SELECT a.action_id, a.event_id, a.link, a.text_text, t.duration
FROM (SELECT *, ROW_NUMBER() OVER () AS rownum FROM time1 ORDER BY booking) AS t
JOIN (SELECT *, ROW_NUMBER() OVER () AS rownum FROM action1 ORDER BY action_id) AS a
  USING (rownum)

Output:

+-----------+----------+--------+-----------+----------+
| action_id | event_id | link   | text_text | duration |
+-----------+----------+--------+-----------+----------+
|    339054 | 10221877 | 317547 | text1     |       30 |
|    339057 | 10221877 | 317548 | text2     |       45 |
|    339061 | 10221877 | 317549 | text3     |       30 |
|    339065 | 10221877 | 317551 | text4     |       40 |
|    339074 | 10221877 | 317550 | text5     |       60 |
|    339075 | 10221877 | 317552 | text6     |       80 |
+-----------+----------+--------+-----------+----------+

I have to comment it's unconventional to join rows based on their row number. There isn't supposed to be any implicit order to the rows, and you should join them only by value, not by row position.

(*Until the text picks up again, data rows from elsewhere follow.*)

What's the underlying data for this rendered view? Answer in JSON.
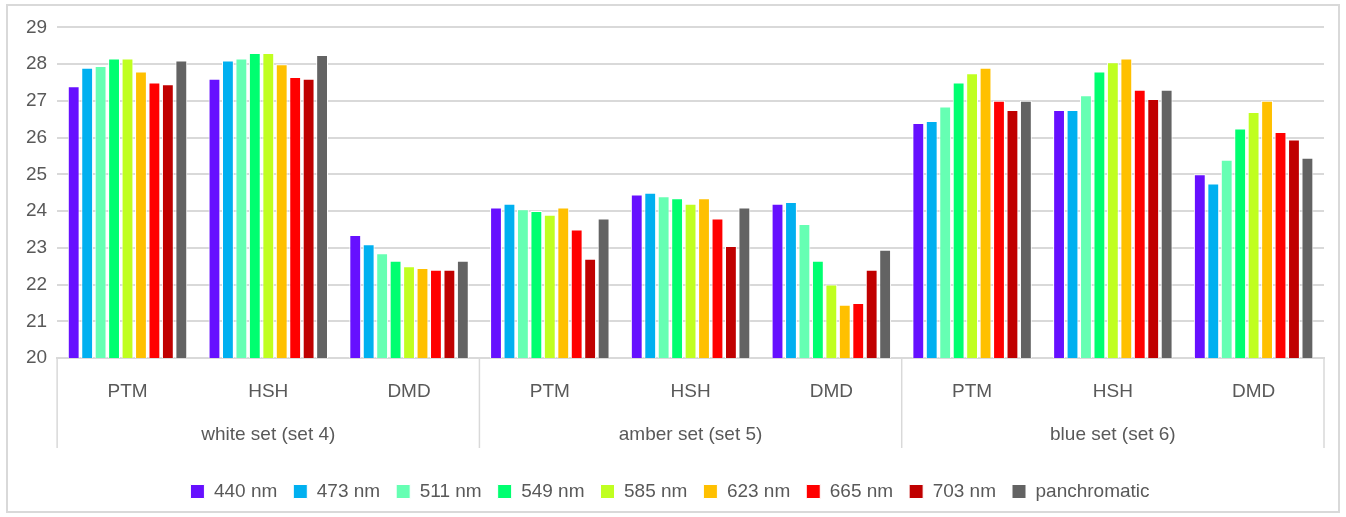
{
  "chart_data": {
    "type": "bar",
    "categories": [
      "PTM",
      "HSH",
      "DMD",
      "PTM",
      "HSH",
      "DMD",
      "PTM",
      "HSH",
      "DMD"
    ],
    "annotations": [
      "white set (set 4)",
      "amber set (set 5)",
      "blue set (set 6)"
    ],
    "series": [
      {
        "name": "440 nm",
        "color": "#6610ff",
        "values": [
          27.4,
          27.6,
          23.35,
          24.1,
          24.45,
          24.2,
          26.4,
          26.75,
          25.0
        ]
      },
      {
        "name": "473 nm",
        "color": "#00b0f0",
        "values": [
          27.9,
          28.1,
          23.1,
          24.2,
          24.5,
          24.25,
          26.45,
          26.75,
          24.75
        ]
      },
      {
        "name": "511 nm",
        "color": "#66ffb3",
        "values": [
          27.95,
          28.15,
          22.85,
          24.05,
          24.4,
          23.65,
          26.85,
          27.15,
          25.4
        ]
      },
      {
        "name": "549 nm",
        "color": "#00ff70",
        "values": [
          28.15,
          28.3,
          22.65,
          24.0,
          24.35,
          22.65,
          27.5,
          27.8,
          26.25
        ]
      },
      {
        "name": "585 nm",
        "color": "#c0ff20",
        "values": [
          28.15,
          28.3,
          22.5,
          23.9,
          24.2,
          22.0,
          27.75,
          28.05,
          26.7
        ]
      },
      {
        "name": "623 nm",
        "color": "#ffc000",
        "values": [
          27.8,
          28.0,
          22.45,
          24.1,
          24.35,
          21.45,
          27.9,
          28.15,
          27.0
        ]
      },
      {
        "name": "665 nm",
        "color": "#ff0000",
        "values": [
          27.5,
          27.65,
          22.4,
          23.5,
          23.8,
          21.5,
          27.0,
          27.3,
          26.15
        ]
      },
      {
        "name": "703 nm",
        "color": "#c00000",
        "values": [
          27.45,
          27.6,
          22.4,
          22.7,
          23.05,
          22.4,
          26.75,
          27.05,
          25.95
        ]
      },
      {
        "name": "panchromatic",
        "color": "#636363",
        "values": [
          28.1,
          28.25,
          22.65,
          23.8,
          24.1,
          22.95,
          27.0,
          27.3,
          25.45
        ]
      }
    ],
    "ylim": [
      20,
      29
    ],
    "yticks": [
      20,
      21,
      22,
      23,
      24,
      25,
      26,
      27,
      28,
      29
    ],
    "grid": "y",
    "legend": "bottom"
  }
}
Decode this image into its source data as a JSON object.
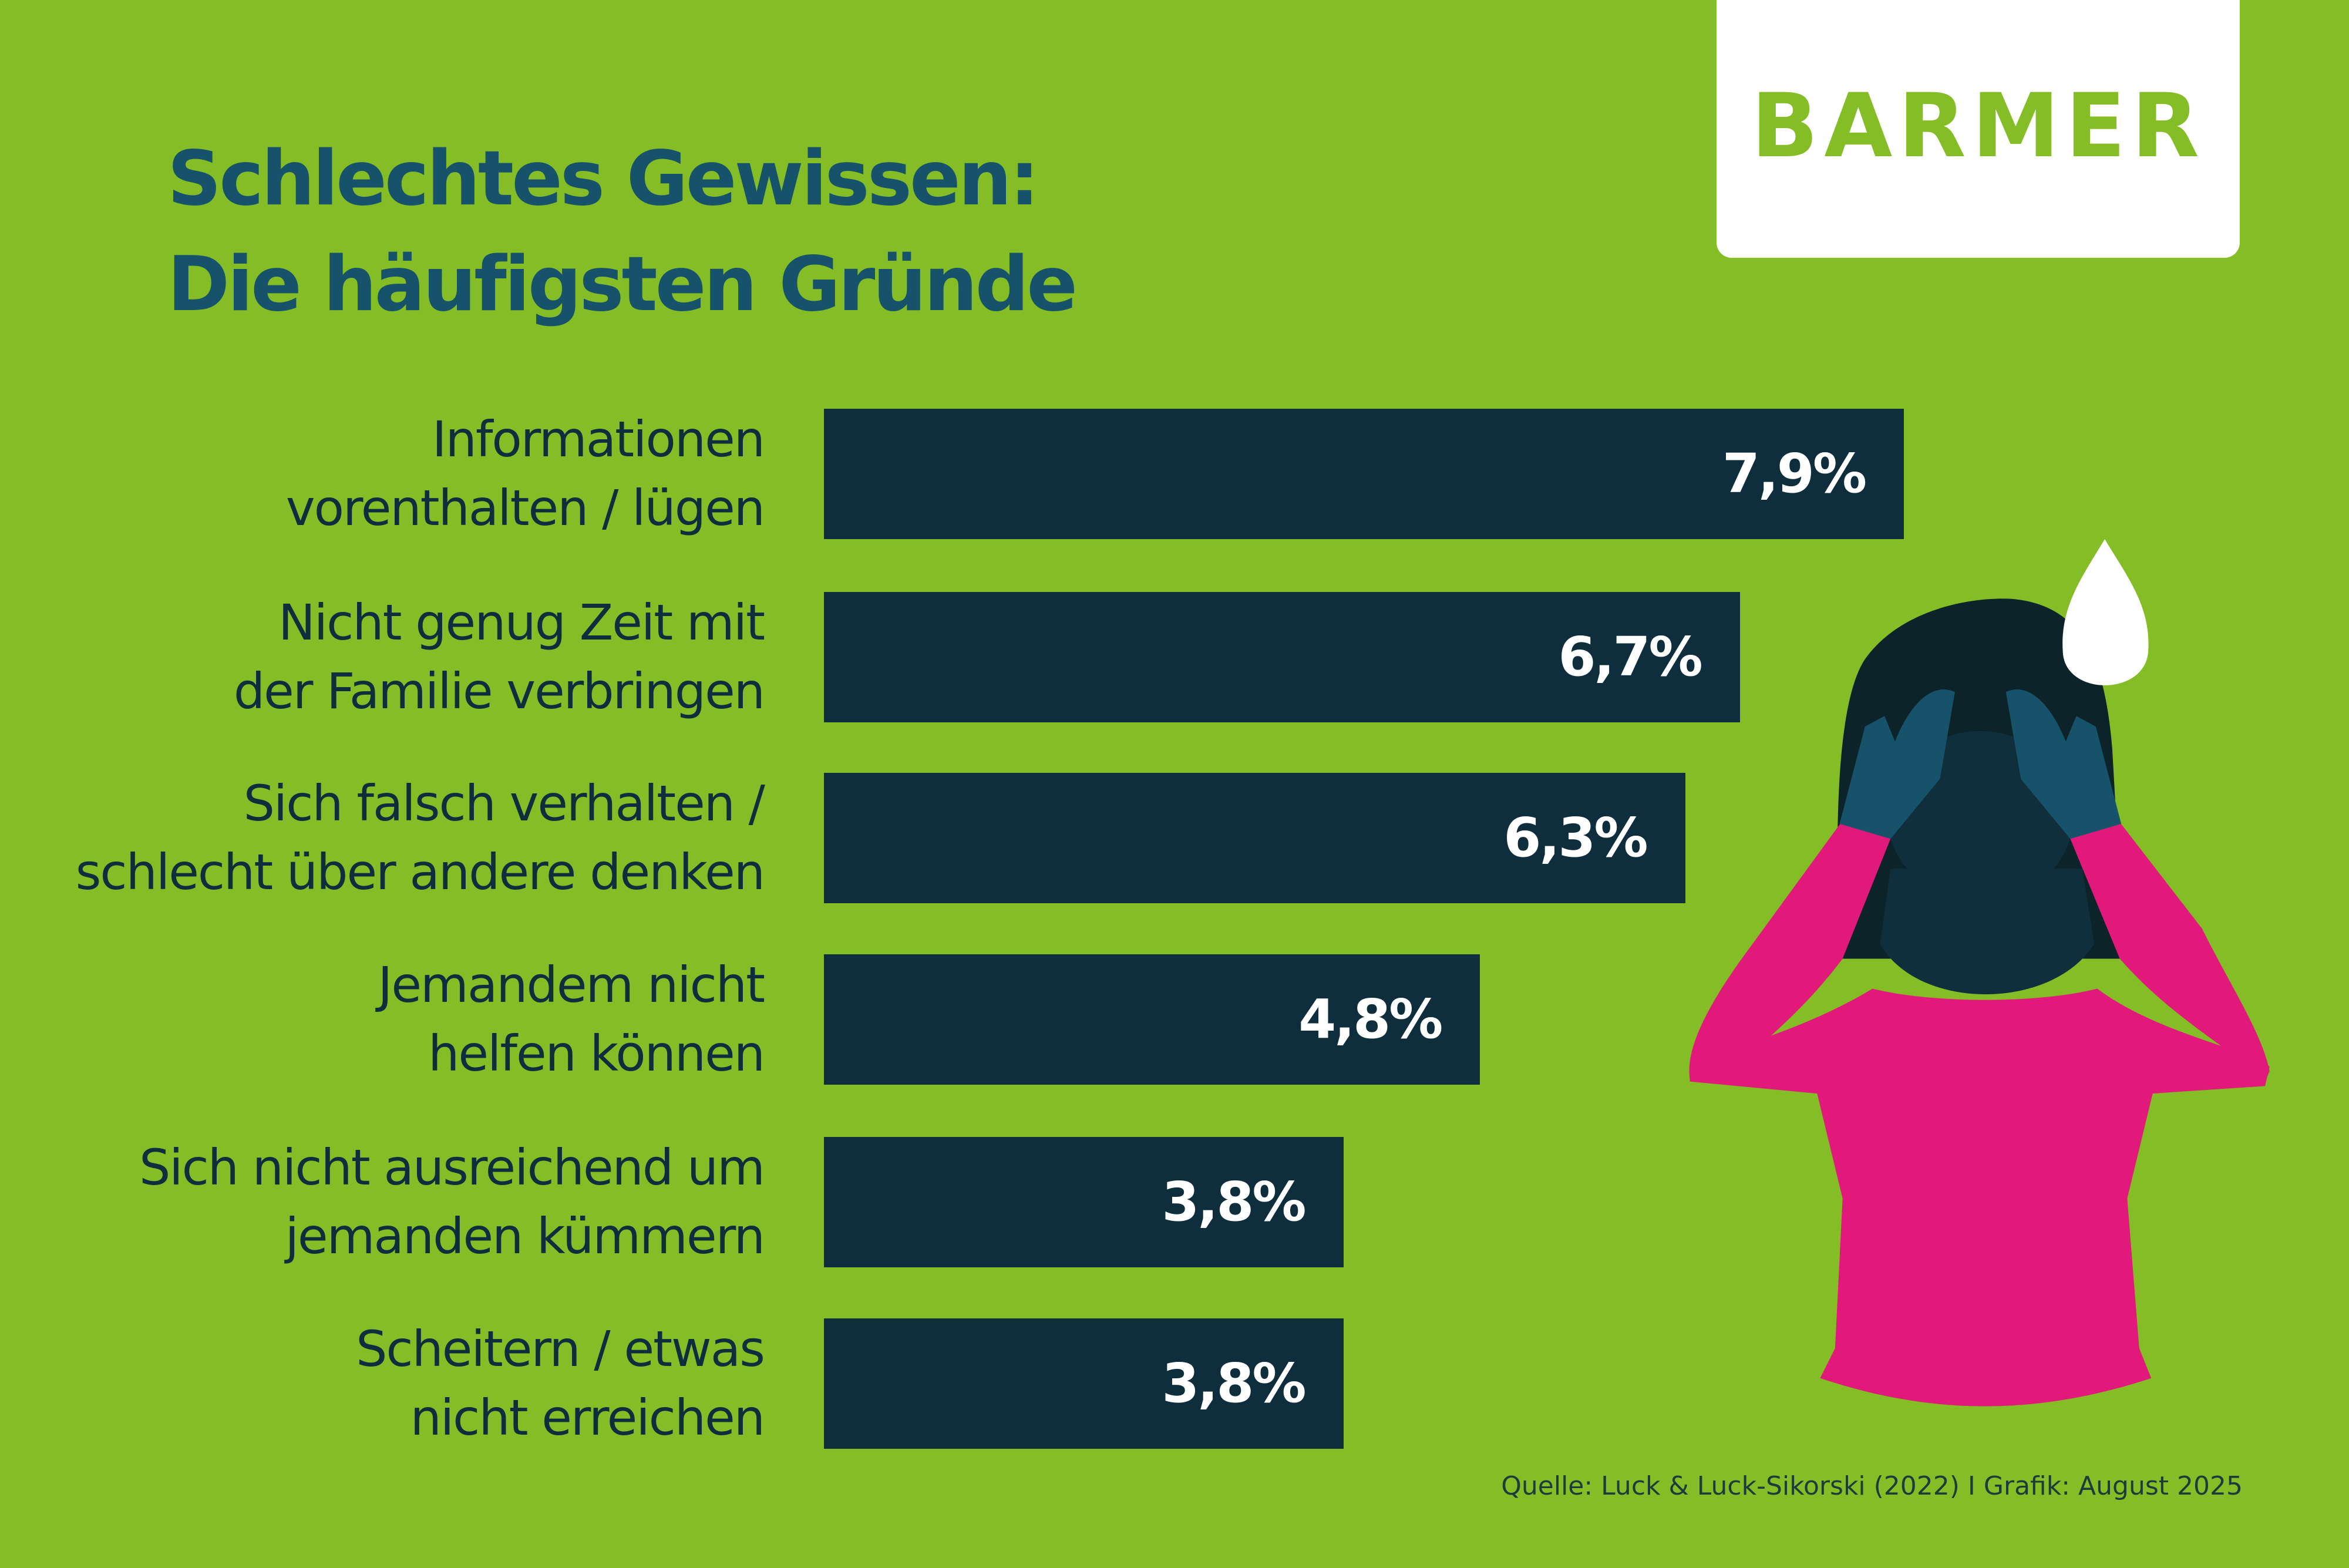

In your example the booking number seems to be increasing, but I don't know if that's a reliable assumption in your data, or a coincidence in your example. And I don't know if I'm making the right assumption that you want the rows joined by position. That matches your example, but again it could just be coincidental.

I also can't tell from your example how you want to do the join when there are more than one event_id values. Do you want the row numbering to start over, or just match row by row, by row_number()? What if there are a different number of rows per event_id in the two tables? Do you need to use LEFT OUTER JOIN? Or FULL OUTER JOIN?